The price of a house or apartment, the authors argued, is more than just the value of the land plus the value of the building. There’s a third, shadow price, which represents how difficult it is to get something built given local regulations. In highly restrictive places like San Francisco, regulations impede the supply of new buildings, and so raise the price of housing.
So, like, for example, materials and land cost 2x the national average in SF, and yet a house costs 3.6x the national average. The difference can be attributed to regulations. You know, bureaucracy, red tape, all that nonsense. The Economist flatly states, “the [Bay Area] is one of the most difficult places to build in the country. Prices are therefore soaring and neighbourhoods are changing, touching off some occasionally nasty social conflicts.”
DC apartments, though nutsy, remain more reasonable than SF’s, in part because, after our nation’s capital went through crisis after crisis between 1969 and 2001, it decided to get back on its feet by investing in tons of new housing — for DINKs.
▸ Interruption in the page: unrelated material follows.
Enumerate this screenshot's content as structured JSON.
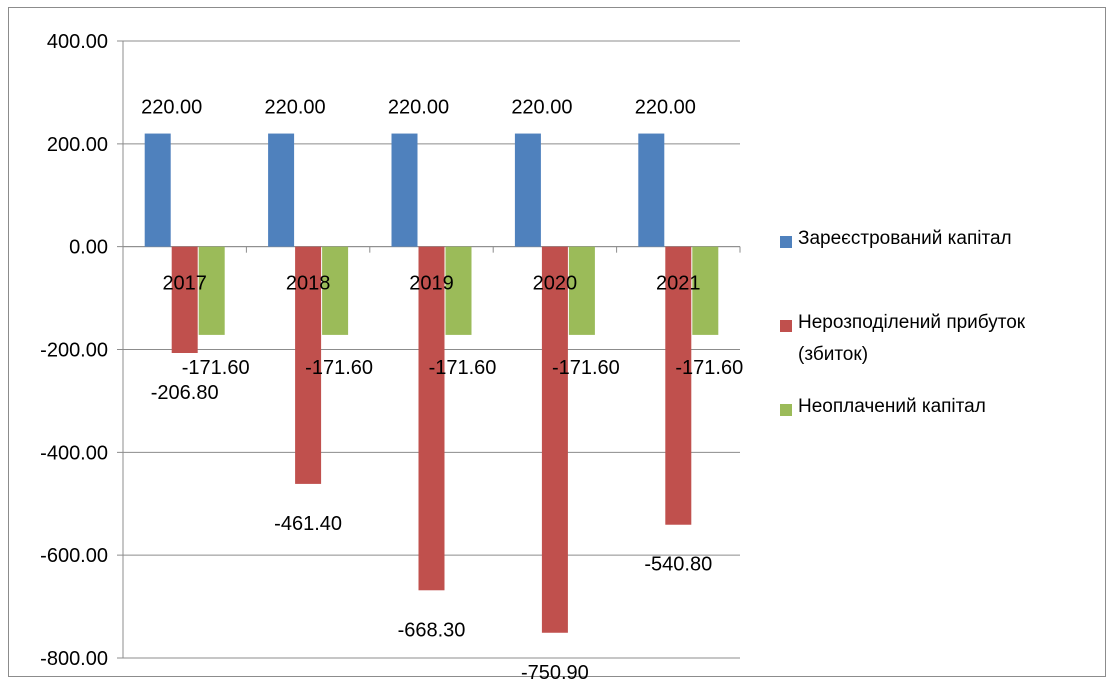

If you build it, DC figured, they will come, “they” being single, sexy, spendy types, which represent more short-term gain for an urban area. And lo, the city was right.
Though the rest of us patriotic, good-hearted Americans took off July 4th, the Gray Lady carried on. Personally I like to think of her as a society matron out of Edith Wharton: stately, imperious, immovable. Anyway, she presented us on Independence Day, in her weekly Great Homes & Destinations update, with “What You Get For $1.2 Million.” The round up included this Seattle mansion, of which she says, “The house has both a backyard and a private courtyard surrounded by lush landscaping. Large palm trees shading the courtyard were about six inches tall when planted by the house’s original owner.” Who was, no doubt, Thurston Howell III.
So then, as promised, here are my picks for the Billfold’s companion feature, GOOD ENOUGH Homes & Destinations: What You Can Get for $125,000.
A 2 BR, 2 BA condo in Las Vegas, NV, via Redfin. $112,450. 1000+ square feet, comes with ceiling fans, A/C, and access to the community pool because, duh, Vegas. Have you read The Goldfinch or We Are Called to Rise? You’ll spend 40% of the year up your chin in water in order to stay sane.
The $2 million figure is a guess because this news item cri de coeur in the Times of Israel about the sale of parts of the Valley of Elah to developers does not actually specify a price, and that price regardless would be in shekels. The bottom line is that Israel, a country roughly the size of New Jersey, has a serious housing crisis. That means that “historic” / Biblical places like the hills overlooking the area where David supposedly slew Goliath are seen as potential Great Homes and Destinations.